# Alice - und kein Verbindung zu Msn und kann keine Seiten öffnen



## nitrobesim (10. April 2005)

Hallo. Ich habe jetzt den Anbieter Alice mit ner Flat und seitdem kann ich mich nicht mehr beim msn messenger anmelden und ich kann gewisse Seiten nicht mehr aufrufen und kann ich auch in manchen Foren keine Beiträge mehr posten genauso wenig kann ich bei web.de meine Mails abschicken. 

Weiß jemand Hilfe?


----------



## filmjuergen (7. November 2006)

Dein Problem ist heftiger als bei mir. Ich kann einige Seiten ebenfalls nicht erreichen. Bisher habe ich im alice forum den tip bekommen den mtu-wert auf 1420 zu senken.
Soll bei einem geholfen haben. Bei mir leider nicht. Da ich auch Win drauf habe, stelle ich fest, dass die betroffenen Seiten dort aufgerufen werden können. Probiert habe ich bisher: dhl, postbank, microsoft u. a. Diese Seiten gehen einfach nicht.

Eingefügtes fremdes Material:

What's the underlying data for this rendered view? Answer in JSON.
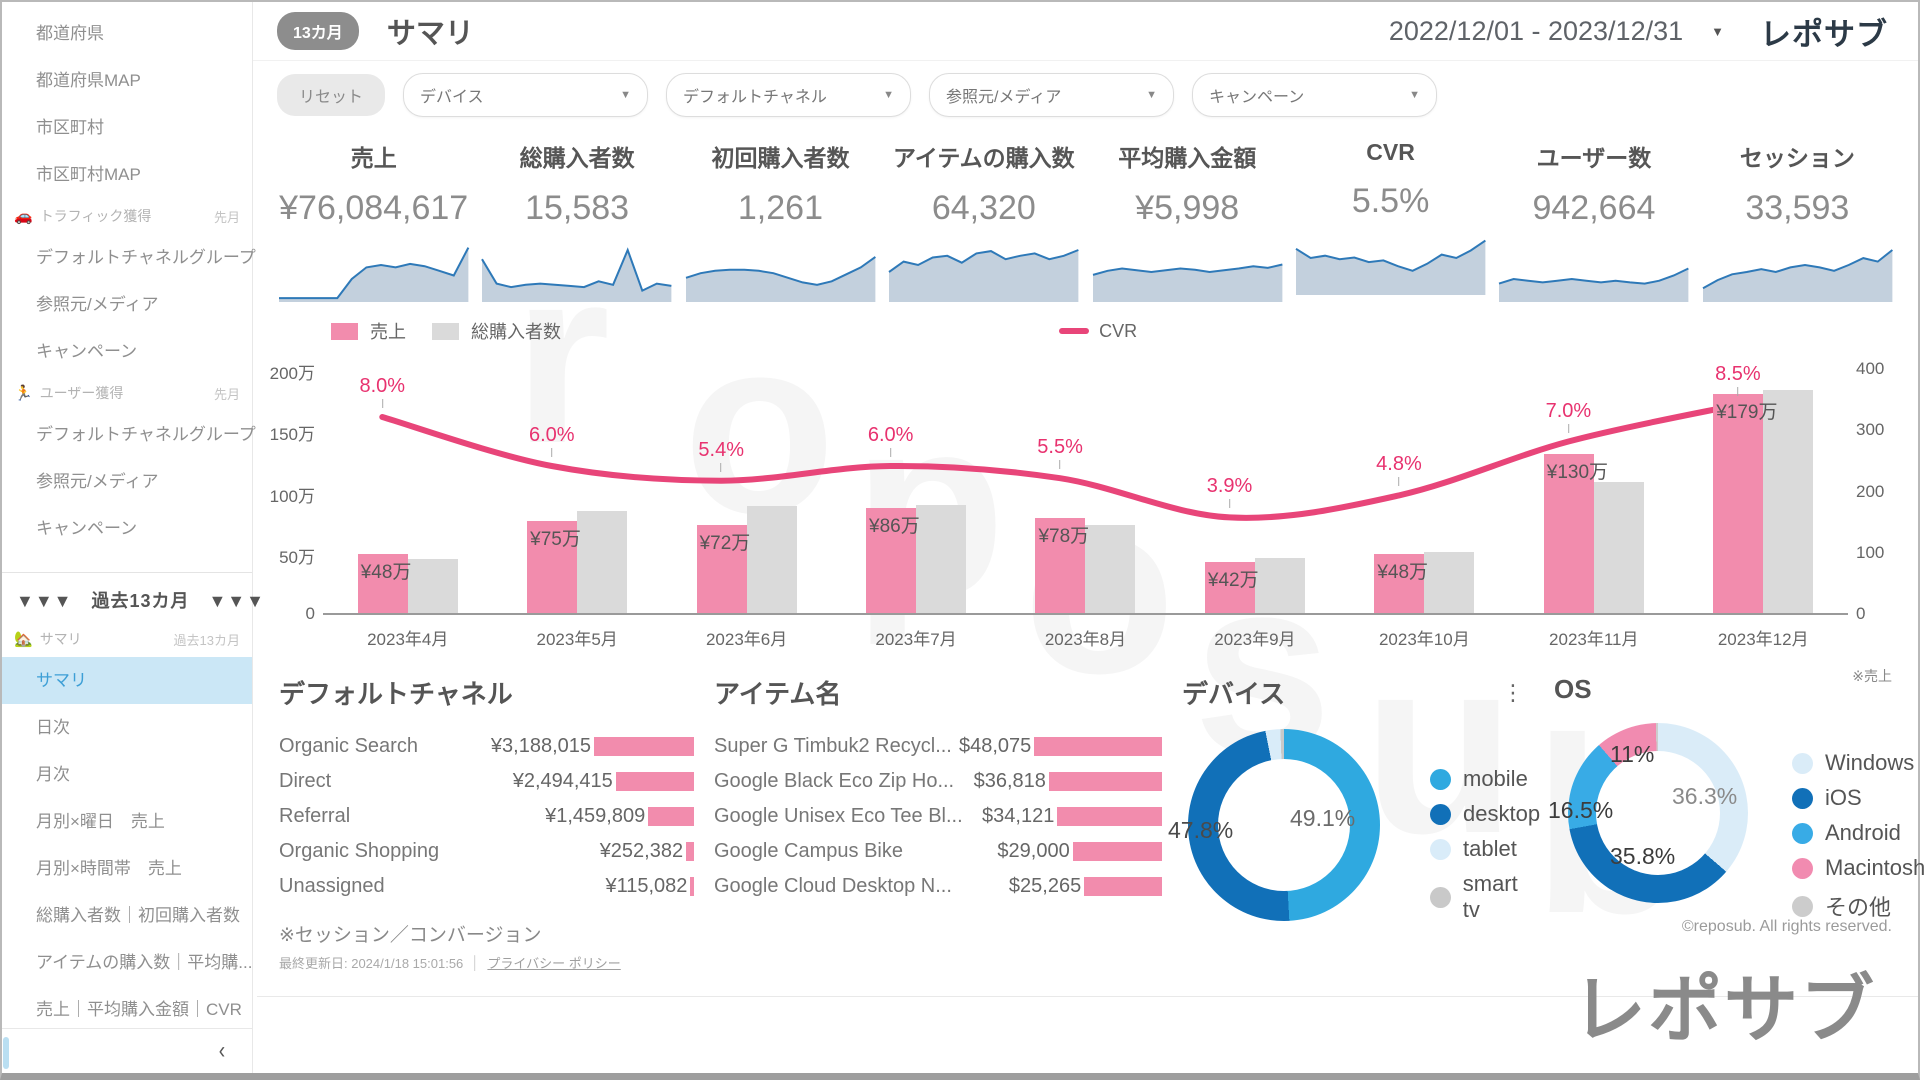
{
  "header": {
    "badge": "13カ月",
    "title": "サマリ",
    "date_range": "2022/12/01 - 2023/12/31",
    "dropdown_icon": "▼",
    "logo": "レポサブ"
  },
  "sidebar": {
    "collapse_icon": "‹",
    "items": [
      {
        "type": "item",
        "label": "都道府県"
      },
      {
        "type": "item",
        "label": "都道府県MAP"
      },
      {
        "type": "item",
        "label": "市区町村"
      },
      {
        "type": "item",
        "label": "市区町村MAP"
      },
      {
        "type": "header",
        "icon": "🚗",
        "icon_name": "car-icon",
        "label": "トラフィック獲得",
        "right": "先月"
      },
      {
        "type": "item",
        "label": "デフォルトチャネルグループ"
      },
      {
        "type": "item",
        "label": "参照元/メディア"
      },
      {
        "type": "item",
        "label": "キャンペーン"
      },
      {
        "type": "header",
        "icon": "🏃",
        "icon_name": "runner-icon",
        "label": "ユーザー獲得",
        "right": "先月"
      },
      {
        "type": "item",
        "label": "デフォルトチャネルグループ"
      },
      {
        "type": "item",
        "label": "参照元/メディア"
      },
      {
        "type": "item",
        "label": "キャンペーン"
      },
      {
        "type": "divider"
      },
      {
        "type": "banner",
        "label": "▼▼▼　過去13カ月　▼▼▼"
      },
      {
        "type": "header",
        "icon": "🏡",
        "icon_name": "house-icon",
        "label": "サマリ",
        "right": "過去13カ月"
      },
      {
        "type": "item",
        "label": "サマリ",
        "selected": true
      },
      {
        "type": "item",
        "label": "日次"
      },
      {
        "type": "item",
        "label": "月次"
      },
      {
        "type": "item",
        "label": "月別×曜日　売上"
      },
      {
        "type": "item",
        "label": "月別×時間帯　売上"
      },
      {
        "type": "item",
        "label": "総購入者数｜初回購入者数"
      },
      {
        "type": "item",
        "label": "アイテムの購入数｜平均購..."
      },
      {
        "type": "item",
        "label": "売上｜平均購入金額｜CVR"
      },
      {
        "type": "divider"
      }
    ]
  },
  "filters": {
    "reset": "リセット",
    "dropdowns": [
      "デバイス",
      "デフォルトチャネル",
      "参照元/メディア",
      "キャンペーン"
    ]
  },
  "kpis": [
    {
      "label": "売上",
      "value": "¥76,084,617",
      "spark": [
        5,
        5,
        5,
        5,
        5,
        38,
        58,
        62,
        58,
        64,
        60,
        52,
        44,
        92
      ]
    },
    {
      "label": "総購入者数",
      "value": "15,583",
      "spark": [
        72,
        30,
        24,
        28,
        30,
        28,
        26,
        24,
        34,
        28,
        88,
        18,
        30,
        26
      ]
    },
    {
      "label": "初回購入者数",
      "value": "1,261",
      "spark": [
        40,
        48,
        52,
        54,
        54,
        52,
        48,
        40,
        32,
        28,
        34,
        46,
        58,
        76
      ]
    },
    {
      "label": "アイテムの購入数",
      "value": "64,320",
      "spark": [
        50,
        68,
        62,
        75,
        78,
        66,
        82,
        86,
        72,
        78,
        82,
        72,
        78,
        88
      ]
    },
    {
      "label": "平均購入金額",
      "value": "¥5,998",
      "spark": [
        45,
        52,
        56,
        53,
        50,
        53,
        56,
        54,
        50,
        53,
        56,
        60,
        57,
        63
      ]
    },
    {
      "label": "CVR",
      "value": "5.5%",
      "spark": [
        78,
        62,
        66,
        60,
        63,
        55,
        58,
        48,
        40,
        52,
        68,
        62,
        75,
        92
      ]
    },
    {
      "label": "ユーザー数",
      "value": "942,664",
      "spark": [
        30,
        38,
        35,
        32,
        35,
        38,
        35,
        32,
        35,
        32,
        30,
        35,
        44,
        56
      ]
    },
    {
      "label": "セッション",
      "value": "33,593",
      "spark": [
        22,
        36,
        46,
        50,
        55,
        50,
        58,
        62,
        58,
        52,
        62,
        74,
        68,
        88
      ]
    }
  ],
  "spark_style": {
    "line_color": "#2e79b8",
    "fill_color": "#c3d0dd"
  },
  "chart_data": {
    "type": "bar+line",
    "categories": [
      "2023年4月",
      "2023年5月",
      "2023年6月",
      "2023年7月",
      "2023年8月",
      "2023年9月",
      "2023年10月",
      "2023年11月",
      "2023年12月"
    ],
    "series": [
      {
        "name": "売上",
        "type": "bar",
        "color": "#f28cad",
        "unit": "万円",
        "values": [
          48,
          75,
          72,
          86,
          78,
          42,
          48,
          130,
          179
        ],
        "labels": [
          "¥48万",
          "¥75万",
          "¥72万",
          "¥86万",
          "¥78万",
          "¥42万",
          "¥48万",
          "¥130万",
          "¥179万"
        ]
      },
      {
        "name": "総購入者数",
        "type": "bar",
        "color": "#dadada",
        "axis": "right",
        "values_left_scale_10k": [
          44,
          83,
          87,
          88,
          72,
          45,
          50,
          107,
          182
        ]
      },
      {
        "name": "CVR",
        "type": "line",
        "color": "#e84579",
        "label_color": "#e8326f",
        "values_pct": [
          8.0,
          6.0,
          5.4,
          6.0,
          5.5,
          3.9,
          4.8,
          7.0,
          8.5
        ],
        "labels": [
          "8.0%",
          "6.0%",
          "5.4%",
          "6.0%",
          "5.5%",
          "3.9%",
          "4.8%",
          "7.0%",
          "8.5%"
        ]
      }
    ],
    "left_axis": {
      "ticks": [
        "200万",
        "150万",
        "100万",
        "50万",
        "0"
      ],
      "max_10k": 200
    },
    "right_axis": {
      "ticks": [
        "400",
        "300",
        "200",
        "100",
        "0"
      ],
      "max": 400
    },
    "grid": false,
    "legend_position": "top"
  },
  "panels": {
    "channel": {
      "title": "デフォルトチャネル",
      "rows": [
        {
          "label": "Organic Search",
          "value": "¥3,188,015",
          "num": 3188015
        },
        {
          "label": "Direct",
          "value": "¥2,494,415",
          "num": 2494415
        },
        {
          "label": "Referral",
          "value": "¥1,459,809",
          "num": 1459809
        },
        {
          "label": "Organic Shopping",
          "value": "¥252,382",
          "num": 252382
        },
        {
          "label": "Unassigned",
          "value": "¥115,082",
          "num": 115082
        }
      ],
      "bar_color": "#f28cad"
    },
    "items": {
      "title": "アイテム名",
      "rows": [
        {
          "label": "Super G Timbuk2 Recycl...",
          "value": "$48,075",
          "num": 48075
        },
        {
          "label": "Google Black Eco Zip Ho...",
          "value": "$36,818",
          "num": 36818
        },
        {
          "label": "Google Unisex Eco Tee Bl...",
          "value": "$34,121",
          "num": 34121
        },
        {
          "label": "Google Campus Bike",
          "value": "$29,000",
          "num": 29000
        },
        {
          "label": "Google Cloud Desktop N...",
          "value": "$25,265",
          "num": 25265
        }
      ],
      "bar_color": "#f28cad"
    },
    "device": {
      "title": "デバイス",
      "menu_icon": "⋮",
      "chart_data": {
        "type": "pie",
        "slices": [
          {
            "label": "mobile",
            "pct": 49.1,
            "color": "#2fa9e0",
            "pct_label": "49.1%",
            "label_color": "#6b6b6b"
          },
          {
            "label": "desktop",
            "pct": 47.8,
            "color": "#1170b8",
            "pct_label": "47.8%",
            "label_color": "#4a4a4a"
          },
          {
            "label": "tablet",
            "pct": 2.5,
            "color": "#d9ecf9",
            "pct_label": "",
            "label_color": ""
          },
          {
            "label": "smart tv",
            "pct": 0.6,
            "color": "#c9c9c9",
            "pct_label": "",
            "label_color": ""
          }
        ]
      }
    },
    "os": {
      "title": "OS",
      "note": "※売上",
      "copyright": "©reposub. All rights reserved.",
      "chart_data": {
        "type": "pie",
        "slices": [
          {
            "label": "Windows",
            "pct": 36.3,
            "color": "#daecf8",
            "pct_label": "36.3%",
            "label_color": "#8a8a8a"
          },
          {
            "label": "iOS",
            "pct": 35.8,
            "color": "#1170b8",
            "pct_label": "35.8%",
            "label_color": "#3c3c3c"
          },
          {
            "label": "Android",
            "pct": 16.5,
            "color": "#38abe6",
            "pct_label": "16.5%",
            "label_color": "#3c3c3c"
          },
          {
            "label": "Macintosh",
            "pct": 11.0,
            "color": "#f18bb0",
            "pct_label": "11%",
            "label_color": "#3c3c3c"
          },
          {
            "label": "その他",
            "pct": 0.4,
            "color": "#cccccc",
            "pct_label": "",
            "label_color": ""
          }
        ]
      }
    }
  },
  "footnotes": {
    "session": "※セッション／コンバージョン",
    "updated": "最終更新日: 2024/1/18 15:01:56",
    "separator": "│",
    "privacy": "プライバシー ポリシー"
  },
  "footer": {
    "logo": "レポサブ"
  }
}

Sollte es tatsächlich an dem mtu-wert liegen, kann es sein, dass ich ja außer, dass ich meine netwerkkarte per yast auf den vorgeschriebenen wert (lt. alice) auf 1492 setze, noch etwas anderes tun muss. Wenn ja was?

Habe  alice-dsl fun analog mit siemens modem. Alice suport ist bei Suse auch überfordert.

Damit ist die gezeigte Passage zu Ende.